(社)高層住宅管理業協会は20日、イイノホール カンファレンスセンター(東京都千代田区)で「マンションの耐震促進に関するシンポジウム」を開催。「マンション長寿命化協議会」(座長:齊藤広子明海大学不動産学部教授)による「マンションの耐震化の促進に関する緊急提言」が発表された。
同提言は、2011年6月発足した同協議会が、東日本大震災の教訓を踏まえ、マンション耐震化の促進について議論を重ねてきたもの。区分所有者および管理組合に対しては「経費、手間等の数々の問題から先送りすることのないよう、耐震化の早期実現に注力する」、マンション管理業者に対しては「善管注意義務の遵守にとどまらず、マンションが地域から期待される新たな役割および管理業者に求められる安全認識を踏まえ、マンション耐震化に向けて適切な助言ができる体制および技術者の育成」等が提言された。
同協会理事長の黒住昌昭氏は、「震災後、特に緊急性の高まっているマンションの耐震化と耐震性の向上について議論していただいた。震災後1年以内に提言を発表したいという、協議会の強い意向で『マンションの耐震化の促進に関する緊急提言』を発表できた」などと語った。
今回のシンポジウムでは、同協議会委員の4人による基調講演やパネルディスカッションを実施した。

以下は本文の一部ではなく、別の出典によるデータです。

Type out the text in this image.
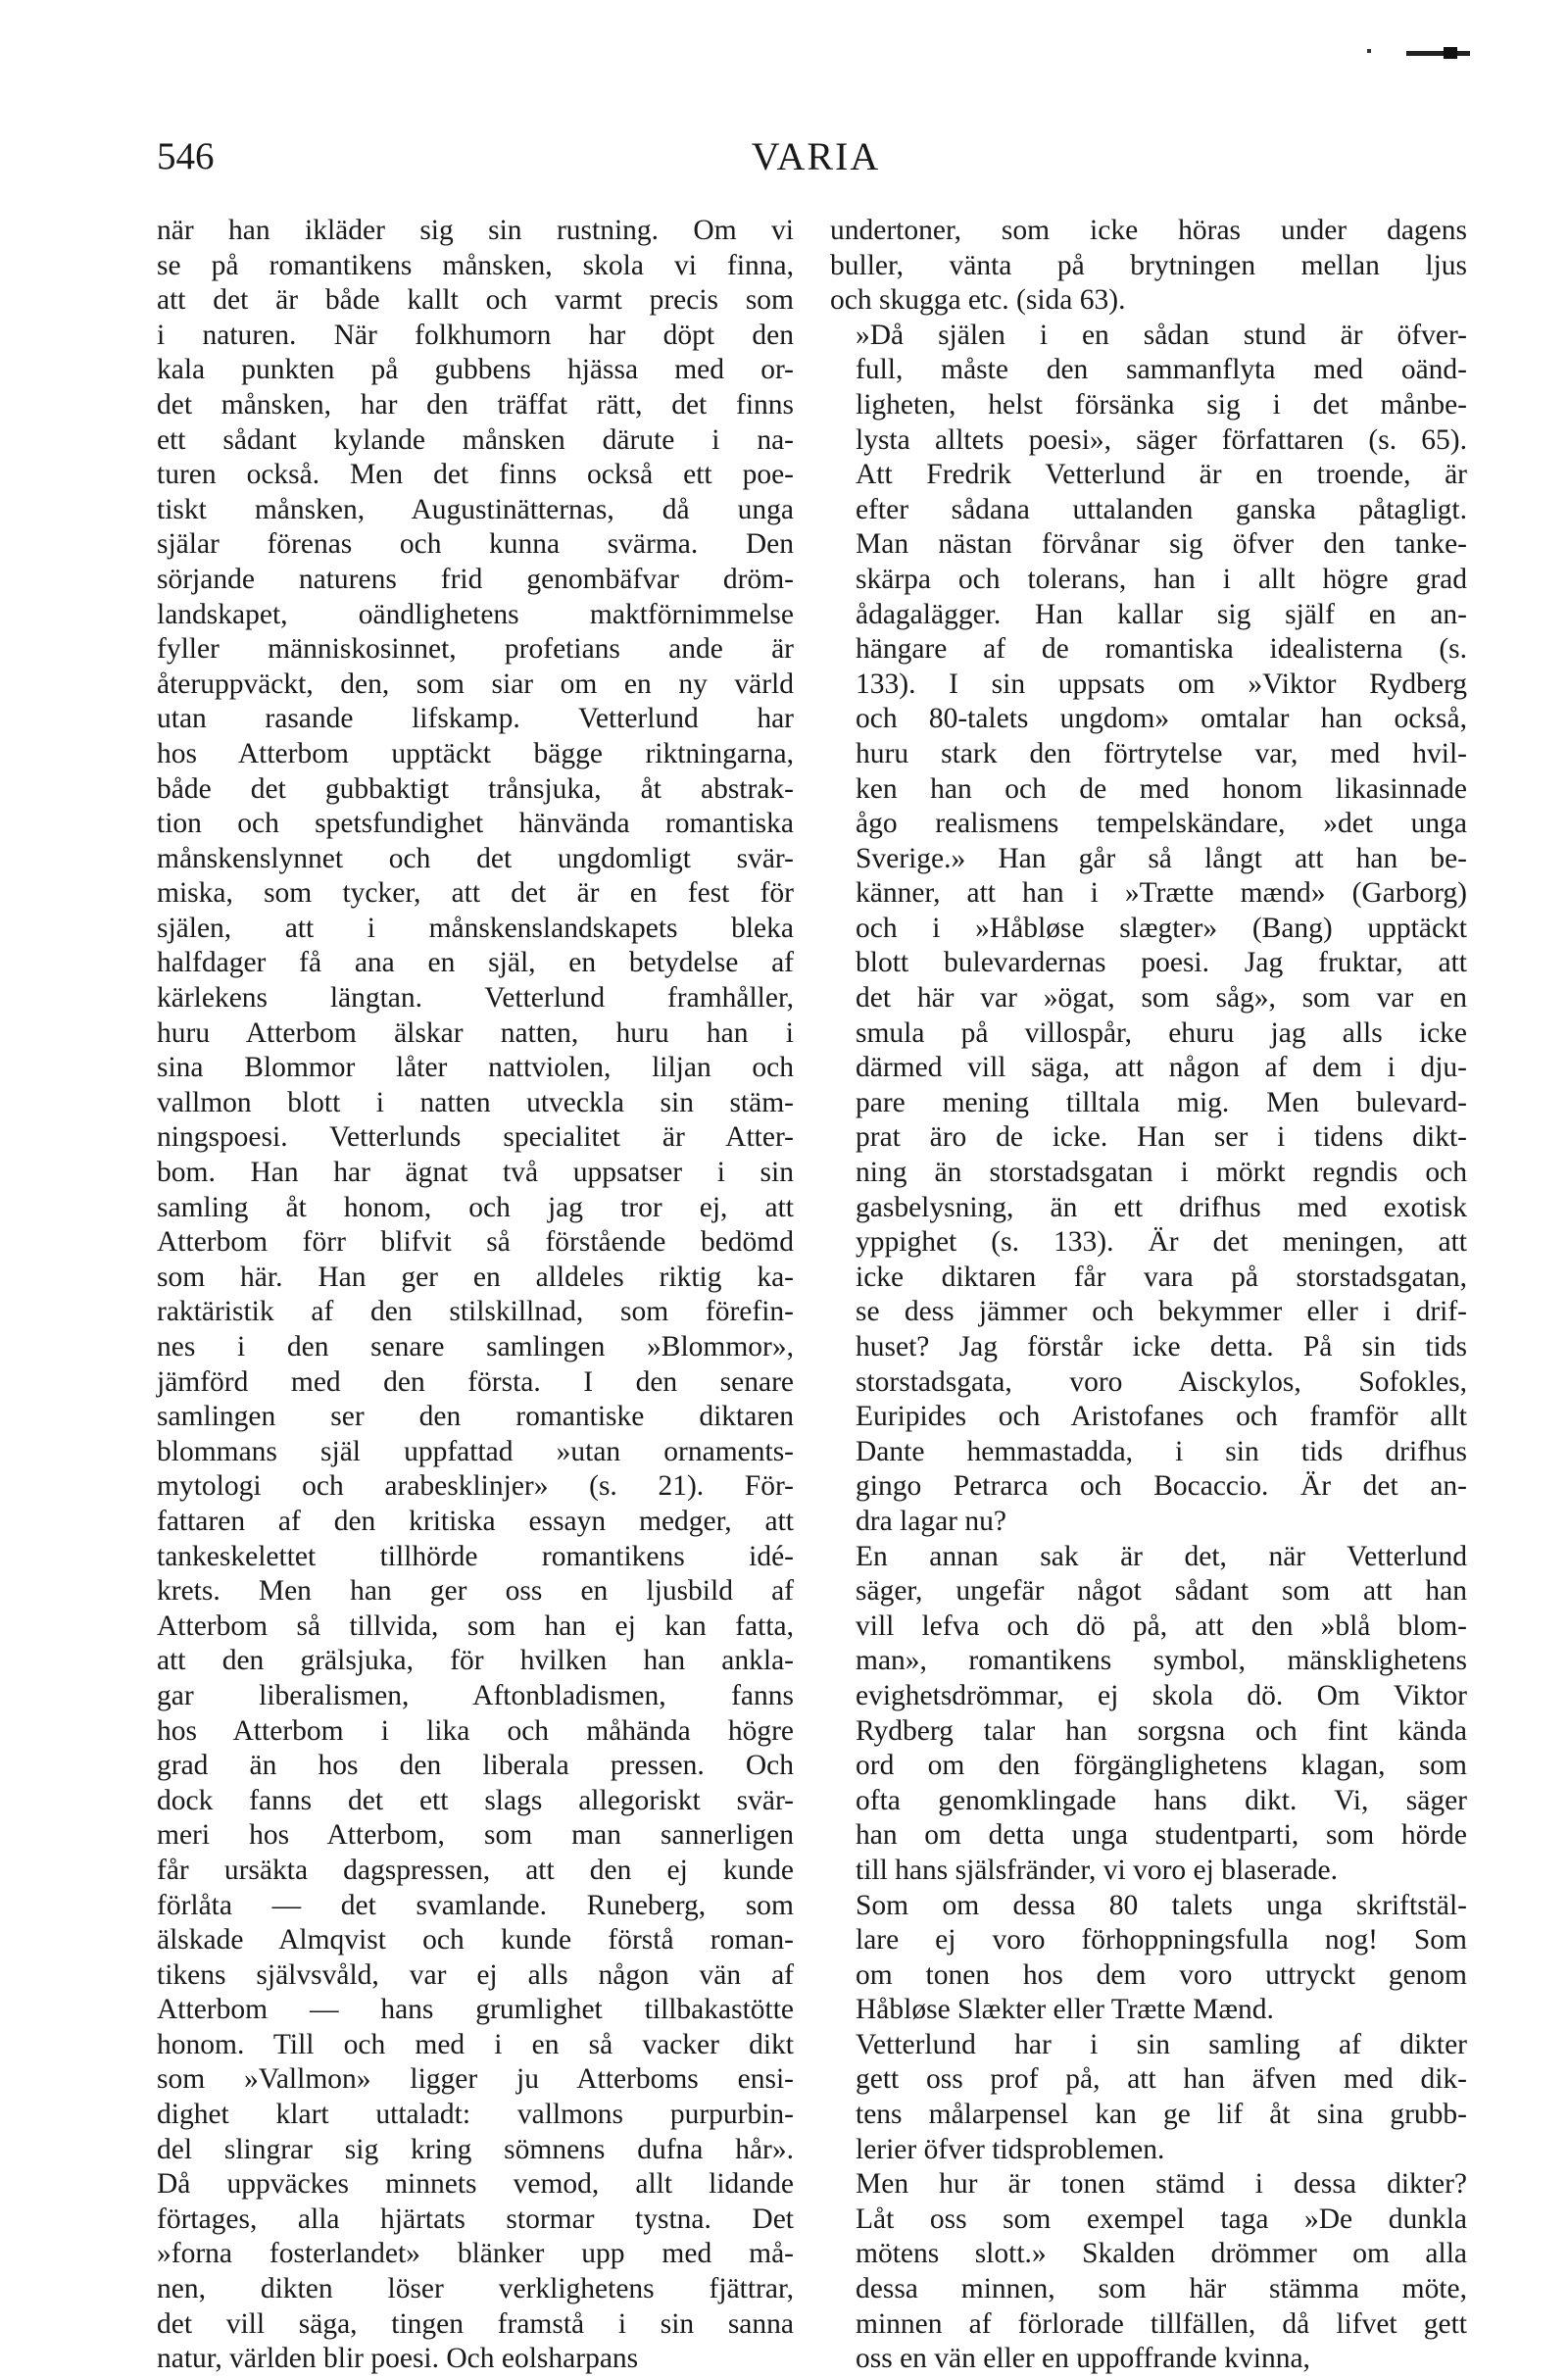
546	VARIA

när han ikläder sig sin rustning. Om vi
se på romantikens månsken, skola vi finna,
att det är både kallt och varmt precis som
i naturen. När folkhumorn har döpt den
kala punkten på gubbens hjässa med or-
det månsken, har den träffat rätt, det finns
ett sådant kylande månsken därute i na-
turen också. Men det finns också ett poe-
tiskt månsken, Augustinätternas, då unga
själar förenas och kunna svärma. Den
sörjande naturens frid genombäfvar dröm-
landskapet, oändlighetens maktförnimmelse
fyller människosinnet, profetians ande är
återuppväckt, den, som siar om en ny värld
utan rasande lifskamp. Vetterlund har
hos Atterbom upptäckt bägge riktningarna,
både det gubbaktigt trånsjuka, åt abstrak-
tion och spetsfundighet hänvända romantiska
månskenslynnet och det ungdomligt svär-
miska, som tycker, att det är en fest för
själen, att i månskenslandskapets bleka
halfdager få ana en själ, en betydelse af
kärlekens längtan. Vetterlund framhåller,
huru Atterbom älskar natten, huru han i
sina Blommor låter nattviolen, liljan och
vallmon blott i natten utveckla sin stäm-
ningspoesi. Vetterlunds specialitet är Atter-
bom. Han har ägnat två uppsatser i sin
samling åt honom, och jag tror ej, att
Atterbom förr blifvit så förstående bedömd
som här. Han ger en alldeles riktig ka-
raktäristik af den stilskillnad, som förefin-
nes i den senare samlingen »Blommor»,
jämförd med den första. I den senare
samlingen ser den romantiske diktaren
blommans själ uppfattad »utan ornaments-
mytologi och arabesklinjer» (s. 21). För-
fattaren af den kritiska essayn medger, att
tankeskelettet tillhörde romantikens idé-
krets. Men han ger oss en ljusbild af
Atterbom så tillvida, som han ej kan fatta,
att den grälsjuka, för hvilken han ankla-
gar liberalismen, Aftonbladismen, fanns
hos Atterbom i lika och måhända högre
grad än hos den liberala pressen. Och
dock fanns det ett slags allegoriskt svär-
meri hos Atterbom, som man sannerligen
får ursäkta dagspressen, att den ej kunde
förlåta — det svamlande. Runeberg, som
älskade Almqvist och kunde förstå roman-
tikens självsvåld, var ej alls någon vän af
Atterbom — hans grumlighet tillbakastötte
honom. Till och med i en så vacker dikt
som »Vallmon» ligger ju Atterboms ensi-
dighet klart uttaladt: vallmons purpurbin-
del slingrar sig kring sömnens dufna hår».
Då uppväckes minnets vemod, allt lidande
förtages, alla hjärtats stormar tystna. Det
»forna fosterlandet» blänker upp med må-
nen, dikten löser verklighetens fjättrar,
det vill säga, tingen framstå i sin sanna
natur, världen blir poesi. Och eolsharpans

undertoner, som icke höras under dagens
buller, vänta på brytningen mellan ljus
och skugga etc. (sida 63).

»Då själen i en sådan stund är öfver-
full, måste den sammanflyta med oänd-
ligheten, helst försänka sig i det månbe-
lysta alltets poesi», säger författaren (s. 65).
Att Fredrik Vetterlund är en troende, är
efter sådana uttalanden ganska påtagligt.
Man nästan förvånar sig öfver den tanke-
skärpa och tolerans, han i allt högre grad
ådagalägger. Han kallar sig själf en an-
hängare af de romantiska idealisterna (s.
133). I sin uppsats om »Viktor Rydberg
och 80-talets ungdom» omtalar han också,
huru stark den förtrytelse var, med hvil-
ken han och de med honom likasinnade
ågo realismens tempelskändare, »det unga
Sverige.» Han går så långt att han be-
känner, att han i »Trætte mænd» (Garborg)
och i »Håbløse slægter» (Bang) upptäckt
blott bulevardernas poesi. Jag fruktar, att
det här var »ögat, som såg», som var en
smula på villospår, ehuru jag alls icke
därmed vill säga, att någon af dem i dju-
pare mening tilltala mig. Men bulevard-
prat äro de icke. Han ser i tidens dikt-
ning än storstadsgatan i mörkt regndis och
gasbelysning, än ett drifhus med exotisk
yppighet (s. 133). Är det meningen, att
icke diktaren får vara på storstadsgatan,
se dess jämmer och bekymmer eller i drif-
huset? Jag förstår icke detta. På sin tids
storstadsgata, voro Aisckylos, Sofokles,
Euripides och Aristofanes och framför allt
Dante hemmastadda, i sin tids drifhus
gingo Petrarca och Bocaccio. Är det an-
dra lagar nu?

En annan sak är det, när Vetterlund
säger, ungefär något sådant som att han
vill lefva och dö på, att den »blå blom-
man», romantikens symbol, mänsklighetens
evighetsdrömmar, ej skola dö. Om Viktor
Rydberg talar han sorgsna och fint kända
ord om den förgänglighetens klagan, som
ofta genomklingade hans dikt. Vi, säger
han om detta unga studentparti, som hörde
till hans själsfränder, vi voro ej blaserade.

Som om dessa 80 talets unga skriftstäl-
lare ej voro förhoppningsfulla nog! Som
om tonen hos dem voro uttryckt genom
Håbløse Slækter eller Trætte Mænd.

Vetterlund har i sin samling af dikter
gett oss prof på, att han äfven med dik-
tens målarpensel kan ge lif åt sina grubb-
lerier öfver tidsproblemen.

Men hur är tonen stämd i dessa dikter?
Låt oss som exempel taga »De dunkla
mötens slott.» Skalden drömmer om alla
dessa minnen, som här stämma möte,
minnen af förlorade tillfällen, då lifvet gett
oss en vän eller en uppoffrande kvinna,
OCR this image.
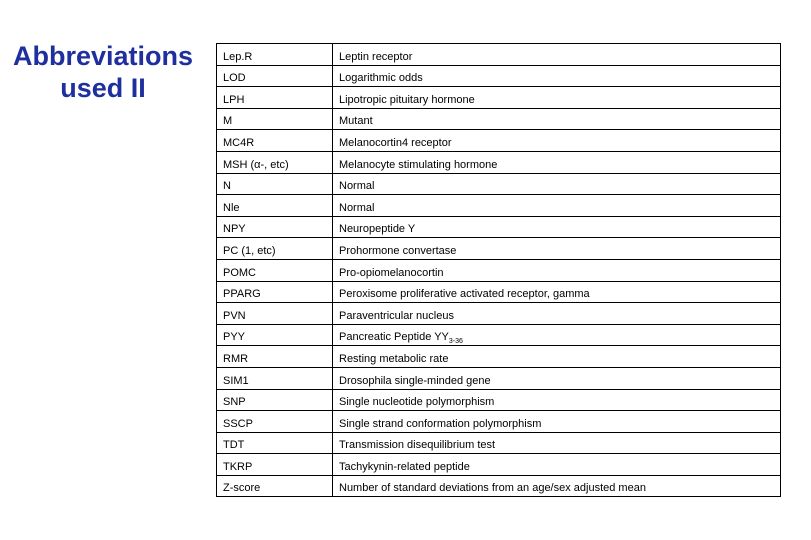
Abbreviations
used II
Lep.R	Leptin receptor
LOD	Logarithmic odds
LPH	Lipotropic pituitary hormone
M	Mutant
MC4R	Melanocortin4 receptor
MSH (α-, etc)	Melanocyte stimulating hormone
N	Normal
Nle	Normal
NPY	Neuropeptide Y
PC (1, etc)	Prohormone convertase
POMC	Pro-opiomelanocortin
PPARG	Peroxisome proliferative activated receptor, gamma
PVN	Paraventricular nucleus
PYY	Pancreatic Peptide $YY_{3-36}$
RMR	Resting metabolic rate
SIM1	Drosophila single-minded gene
SNP	Single nucleotide polymorphism
SSCP	Single strand conformation polymorphism
TDT	Transmission disequilibrium test
TKRP	Tachykynin-related peptide
Z-score	Number of standard deviations from an age/sex adjusted mean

基調講演では、東京大学教授/東京大学空間情報科学研究センター長の浅見泰司氏のよる「マンションの耐震化促進の重要性」や明治学院大学法科大学院教授・戎 正晴氏による「法律的観点から、耐震化を含めたマンションの維持管理に関する区分所有者の責務について」などが行なわれ、その後、齊藤氏を座長に委員9名によるパネルディスカッションを実施。耐震化について、建築面からの視点や法的な課題、合意形成の難しさ等についての議論が交わされた。